Simmons argued the defense has not yet filed a motion to move the trial to another county. Simmons also questioned whether there was any risk of Hailey trying to escape.
“He’s been a flight risk since the day this case was filed. He’s serving 87 years and is facing the death penalty,” Burgess said, apparently to indicate Hailey has nothing to lose by trying to escape. “The reason they have jail clothes, the reason they have shackles is to prevent a flight risk. I’ve got to take into consideration the security necessary in this case.”
Burgess denied the motion though he assured the defense Hailey would be permitted to dress in street clothes for trial.
Burgess also considered a related motion regarding the presence of uniformed officers in the courtroom during Hailey’s trial. The defense asked that members of law enforcement clad in uniforms be kept to a minimum during the trial to help preserve Hailey’s presumption of innocence.
“I agree that if you have 20 uniformed officers encircling the defendant it’s the same as if he were wearing shackles,” Burgess said. “I will put some limitations on the number of uniformed officers attending the trial. I will take this under advisement and discuss it with the sheriff.”
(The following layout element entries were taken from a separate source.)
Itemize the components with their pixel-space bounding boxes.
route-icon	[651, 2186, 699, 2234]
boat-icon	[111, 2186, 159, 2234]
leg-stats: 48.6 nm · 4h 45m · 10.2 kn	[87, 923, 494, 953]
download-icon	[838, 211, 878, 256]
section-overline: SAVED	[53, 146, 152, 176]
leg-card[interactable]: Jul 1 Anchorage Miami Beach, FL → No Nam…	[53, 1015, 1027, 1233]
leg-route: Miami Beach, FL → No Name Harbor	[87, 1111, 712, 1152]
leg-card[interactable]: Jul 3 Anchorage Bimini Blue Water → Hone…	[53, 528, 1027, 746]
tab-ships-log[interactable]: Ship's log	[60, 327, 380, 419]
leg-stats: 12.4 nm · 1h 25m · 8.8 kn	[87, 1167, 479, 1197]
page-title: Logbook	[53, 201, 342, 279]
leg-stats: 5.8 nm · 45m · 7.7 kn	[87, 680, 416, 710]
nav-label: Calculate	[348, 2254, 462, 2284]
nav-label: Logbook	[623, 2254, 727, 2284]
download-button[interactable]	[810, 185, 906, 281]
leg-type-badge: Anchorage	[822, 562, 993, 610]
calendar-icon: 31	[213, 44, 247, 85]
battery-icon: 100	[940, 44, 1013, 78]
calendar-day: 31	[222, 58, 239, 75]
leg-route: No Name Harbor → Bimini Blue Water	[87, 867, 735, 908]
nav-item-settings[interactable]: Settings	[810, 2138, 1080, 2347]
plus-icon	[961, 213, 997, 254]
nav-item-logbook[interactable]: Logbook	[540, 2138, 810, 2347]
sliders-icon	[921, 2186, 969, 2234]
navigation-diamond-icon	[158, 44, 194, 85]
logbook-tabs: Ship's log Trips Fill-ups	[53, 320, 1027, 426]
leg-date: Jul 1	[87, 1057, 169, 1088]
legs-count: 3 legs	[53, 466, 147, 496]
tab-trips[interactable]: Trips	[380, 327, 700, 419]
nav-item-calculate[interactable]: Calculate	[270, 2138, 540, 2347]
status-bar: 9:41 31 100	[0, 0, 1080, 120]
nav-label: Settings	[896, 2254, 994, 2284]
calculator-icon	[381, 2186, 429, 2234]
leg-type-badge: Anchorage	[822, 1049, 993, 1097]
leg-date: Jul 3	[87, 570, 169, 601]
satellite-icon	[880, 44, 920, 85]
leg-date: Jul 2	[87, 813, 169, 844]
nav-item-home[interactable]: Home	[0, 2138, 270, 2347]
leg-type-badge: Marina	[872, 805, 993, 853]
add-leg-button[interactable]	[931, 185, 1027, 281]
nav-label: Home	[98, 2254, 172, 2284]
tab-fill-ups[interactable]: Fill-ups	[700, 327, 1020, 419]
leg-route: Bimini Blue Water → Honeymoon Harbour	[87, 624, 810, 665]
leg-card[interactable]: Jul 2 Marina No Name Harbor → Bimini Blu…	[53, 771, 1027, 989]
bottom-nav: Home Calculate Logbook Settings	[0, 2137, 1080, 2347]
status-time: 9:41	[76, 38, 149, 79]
Hailey will return to court for another pretrial hearing in mid-April. The motion concerning an explanation for the plea offer could be discussed as well as a defense motion filed Friday morning asking Burgess to ban “ex-parte” conferences between the state’s lawyers and the court. Ex-parte means any discussions had outside the courtroom regarding the case without both sides present. The motion filed by Collins said the defense believes such discussions have previously occurred.